= Ugandan traditional musical instruments =

Ugandan traditional musical instruments are musical instruments used in the traditional music of Uganda across a wide variety of kingdoms and cultures. They consist of a range of percussion, string, and wind instruments, used for anything from simple communication to religious ceremonies.

== Percussion instruments ==

=== Drums ===
- Ngoma drums
  Drums made of wood and covered with cowhide, usually played in an ensemble of seven drums for celebration, communication, and storytelling, as well as being associated with royalty.

- Embuutu (big drum)
  Considered the 'female' drum, a short and wide double-membrane drum made of wood and cowhide. Used for melody of everyday life and the responsibilities of the women in a community.

- Engalabi (long drum)
  Considered the 'male' drum, a tall single-membrane drum made of wood and reptile skin. Played using only the hands and used in many ceremonies.

- Entenga Drums
  Set of Ngoma Drums specific to the Buganda kingdom, consisting of single-headed drums made of wood and covered in cowhide, played by striking them with a curved stick called an enga. Contain a stone or similar object that rattles when the drums are struck. Part of a set of royal instruments in the Buganda Kingdom.

- Bakisimba
  Referred to as the master drum, it is the largest of the Entenga drums. Makes a louder bass sound.

- Empuunya
  An Entenga drum similar to the Bakisimba in shape and sound, but slightly smaller.

- Nankasa
  Much smaller Entenga drum, making a loud, high-pitched sound.

- Namadu Drums
  A set of 7 drums vital to the identity of the Bagwere people of Uganda. Played by one person during ceremonies to honor the dead, traditional rituals, celebrations, etc.

=== Idiophones ===
- Akogo
  A thumb piano made of a solid wood base with flexible metal tongues, which are plucked to create vibrations.
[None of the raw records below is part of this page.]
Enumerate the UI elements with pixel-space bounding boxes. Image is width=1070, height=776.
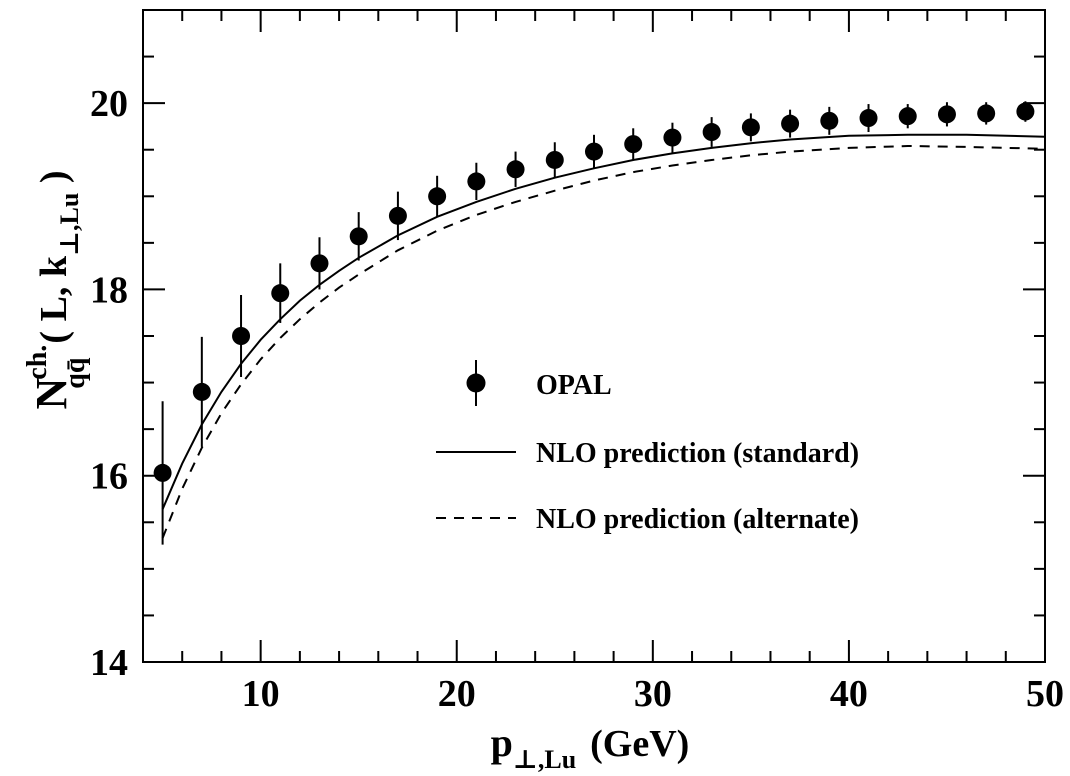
opal-point	[192, 382, 211, 401]
x-tick-label: 20	[438, 673, 476, 715]
line-alternate	[161, 144, 1046, 539]
legend-label-alternate: NLO prediction (alternate)	[536, 504, 859, 535]
y-title-sub: qq̄	[60, 357, 91, 389]
legend-label-standard: NLO prediction (standard)	[536, 438, 859, 469]
opal-point	[859, 109, 878, 128]
x-axis-title: p⊥,Lu (GeV)	[491, 720, 690, 774]
y-tick-label: 14	[90, 642, 128, 684]
legend-entry-standard: NLO prediction (standard)	[436, 438, 859, 469]
opal-point	[820, 111, 839, 130]
opal-point	[898, 107, 917, 126]
x-tick-label: 30	[634, 673, 672, 715]
opal-point	[153, 463, 172, 482]
opal-point	[937, 105, 956, 124]
opal-point	[428, 187, 447, 206]
legend: OPAL NLO prediction (standard) NLO predi…	[436, 360, 859, 535]
legend-label-opal: OPAL	[536, 370, 612, 401]
x-tick-label: 40	[830, 673, 868, 715]
y-title-main: N	[27, 378, 76, 410]
y-tick-label: 18	[90, 269, 128, 311]
y-title-sup: ch.	[22, 345, 53, 380]
x-tick-label: 10	[242, 673, 280, 715]
y-title-args-close: )	[33, 171, 75, 193]
opal-point	[1016, 102, 1035, 121]
line-standard	[161, 133, 1046, 510]
opal-point	[467, 172, 486, 191]
x-tick-label: 50	[1026, 673, 1064, 715]
opal-point	[271, 284, 290, 303]
opal-point	[388, 206, 407, 225]
x-title-unit: (GeV)	[590, 723, 689, 765]
opal-point	[545, 150, 564, 169]
opal-point	[663, 128, 682, 147]
legend-entry-alternate: NLO prediction (alternate)	[436, 504, 859, 535]
opal-point	[349, 227, 368, 246]
plot-area: 10 20 30 40 50 14 16 18 20	[90, 9, 1064, 715]
opal-point	[781, 114, 800, 133]
y-tick-label: 20	[90, 83, 128, 125]
opal-point	[310, 254, 329, 273]
x-title-main: p	[491, 720, 513, 765]
opal-point	[741, 118, 760, 137]
opal-point	[977, 104, 996, 123]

Often played by one person, accompanied by a sung lament to relieve fatigue.

- Akadinda
  A large xylophone, traditionally with 22 keys, that is played by 3 or more people using mallets. The akadinda consists of a base made of two banana stems, with sticks pushed vertically into them, and keys that are placed between the sticks and across both banana stems.

- Amadinda
  A smaller version of the Akadinda, most often with 12 keys.

=== Rattles ===
- Akacence
  A box-shaped rattle composed of many short sticks and filled with dried seeds. They are played by shaking them side-to-side and are used to accompany the singing and dancing of women.

- Ensaasi (Enseege)
  A gourd-shaped shaker with a handle that is filled with pebbles (or something similar) to rattle when shaken. Used to accompany other instruments instead of being played solo.

- Endege
  Sets of metal bells with a strap, mostly tied to the ankles of dancers to accentuate their movements. Despite this being the most common use, they are versatile and can also be tied to the wrists or shaken by hand.

== String instruments ==
- Adungu
  Also called an Endongo, a bow harp consisting of a hollow and arched wooden body covered with cowhide, with strings connecting the body to a wooden branch on the end. Come in a variety of sizes that produce multiple vocal ranges, most commonly solo, middle, tenor and bass. Often used to lead wedding dances, but can be played solo or accompanied by other instruments.

- Ennanga
  A bow harp similar to the Adungu used for a variety of purposes, from accompanying other instruments, to storytelling, to entertaining during royal ceremonies.

- Endingidi
  A single-string fiddle made with a string attached to a flexible stick and played with a bow. They sometimes also contain a resonator. It is usually played solo to accompany and aid verbal communication.

- Inanga (Enanga)
  An African zither composed of eight strings across a slightly curved board, resembling a platter. They are used to tell many different types of stories and songs, from epics and dirges to love songs.

- Sekitulege
  Commonly known as Berimbau, a single flexible stick with both ends connected by a single string. It is played using a short stick or coin to pluck the string, and it typically has a gourd-shaped resonator attached near the bottom end. Due to its simple design (inspired by the hunting bows), it is thought to be the predecessor to all string instruments. Popularized by its function in Capoeira, it is used in many popular music genres today.

== Wind instruments ==

- Agwara
  A side-blown horn made from a cow's horn. Almost exclusively used for communication and giving signals.

- Amakondere (Amakondeere)
  A horn or trumpet made from wood or a cow/antelope horns; Often used for crowning/coronation ceremonies.

- Eng'ombe
  A side-blown horn similar to the Amakondere, but used for hunting. Played by several hunters in harmony.

- Endere
  Called an Omukuri by the Kiga, and Akalere by the Soga, a versatile flute that comes in various sizes to produce different sounds. Can be played solo, accompanied by other instruments, or in an ensemble; ensembles consist of the kiwuwa (the largest flute), the enkoloozi (the second largest), the entengezi (the second smallest), and the entengo (the smallest).

- Enkwanzi
  A panpipe composed of various flutes in a row, ordered by size and bound together, often using string.